Flow	Instance	Nginx	DID
Auth-code	inji-certify	certify-nginx	did:web:certify-nginx
Pre-auth	inji-certify-preauth-backend	certify-preauth-nginx	did:web:certify-preauth-nginx

Each nginx routes GET /.well-known/did.json back through
host.docker.internal:8080 to its own verifiably-go handler; each
handler fetches ONLY its own upstream's did.json (no merge), and each
has its own injidid.Observer tracking the kids the corresponding
instance has signed with. Four endpoints total:

• POST /inji-proxy/issuance/credential — forwards to
  inji-certify:8090, patching credential_definition.@context if the
  wallet omitted it (walt.id's Kotlin wallet does; Mimoto doesn't).
  Records observed kids into injidid.Primary.

• GET /inji-proxy/.well-known/did.json — serves did:web:certify-nginx.
  Fetches inji-certify:8090/v1/certify/.well-known/did.json, appends
  synthetic verificationMethod entries for every kid injidid.Primary
  has seen.

• GET /inji-proxy-preauth/.well-known/did.json — serves
  did:web:certify-preauth-nginx. Fetches
  inji-certify-preauth-backend:8090/v1/certify/.well-known/did.json,
  appends entries for every kid injidid.Preauth has seen. Pre-auth
  kids come from the direct-to-PDF flow in
  adapters/injicertify/pdf.go, not through the proxy endpoints.

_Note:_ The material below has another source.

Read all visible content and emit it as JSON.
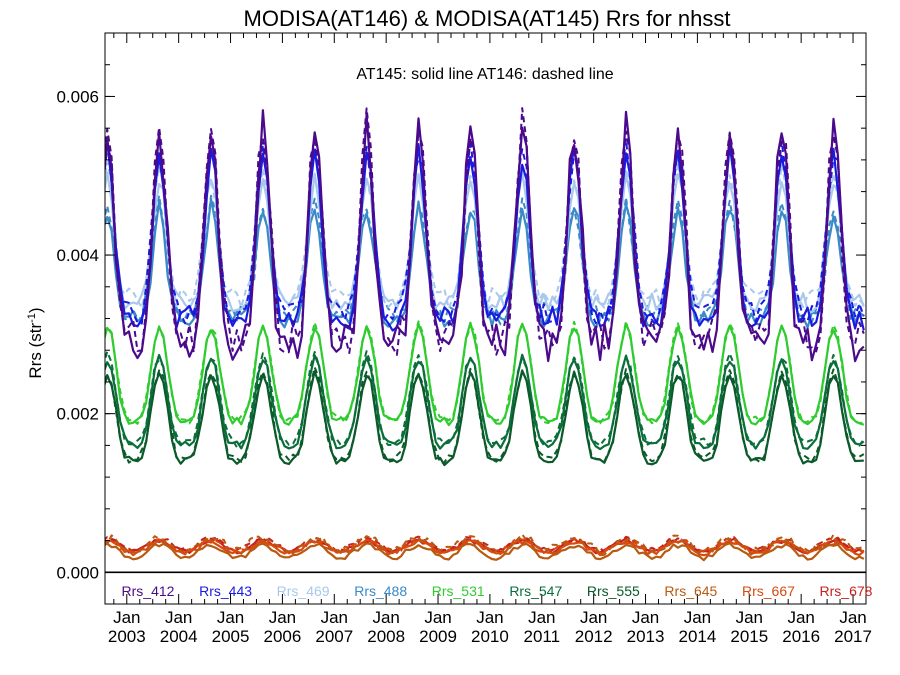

• GET /inji-proxy/credentials/status-list/{id} — forwards the
  primary status-list VC and records its proof.verificationMethod kid
  into injidid.Primary.

Observers can be pre-seeded for restarts: INJI_PROXY_EXTRA_KIDS feeds
primary, INJI_PROXY_PREAUTH_EXTRA_KIDS feeds pre-auth. Both are
comma-separated kid fragments.

The individual kid-synthesis workarounds (derived from multiple hash
paths over one Ed25519 key) stay in place within each handler because
Inji Certify v0.14.0 still publishes a kid in its did.json that
isn't the kid its signer uses. What's gone is the cross-instance merge
— Inji Verify never sees keys from a different instance while resolving
one instance's DID.

See dpg-matrix.md for the upstream bugs each of these
workarounds target.

Testing

e2e/ holds puppeteer-core tests per DPG flow:

• waltid-test.mjs — end-to-end issue + hold + present on walt.id
• inji-test.mjs / injiweb-test.mjs / injiverify-test.mjs —
  flow-specific checks per MOSIP component
• matrix-test.mjs — every DPG × role combination renders and commits
• injiweb-credentials-visible.mjs — regression for the FX5 bug (UI origin
  mismatch caused "No Credentials found")
• i18n-inner-pages.mjs — translation middleware covers deep pages
• bulk-csv-test.mjs / scan-upload-test.mjs / present-test.mjs —
  isolated feature checks

Run a single test with CHROME_PATH=/usr/bin/google-chrome node e2e/<name>.mjs.
Go unit tests (currently internal/adapters/registry routing) run with
go test ./....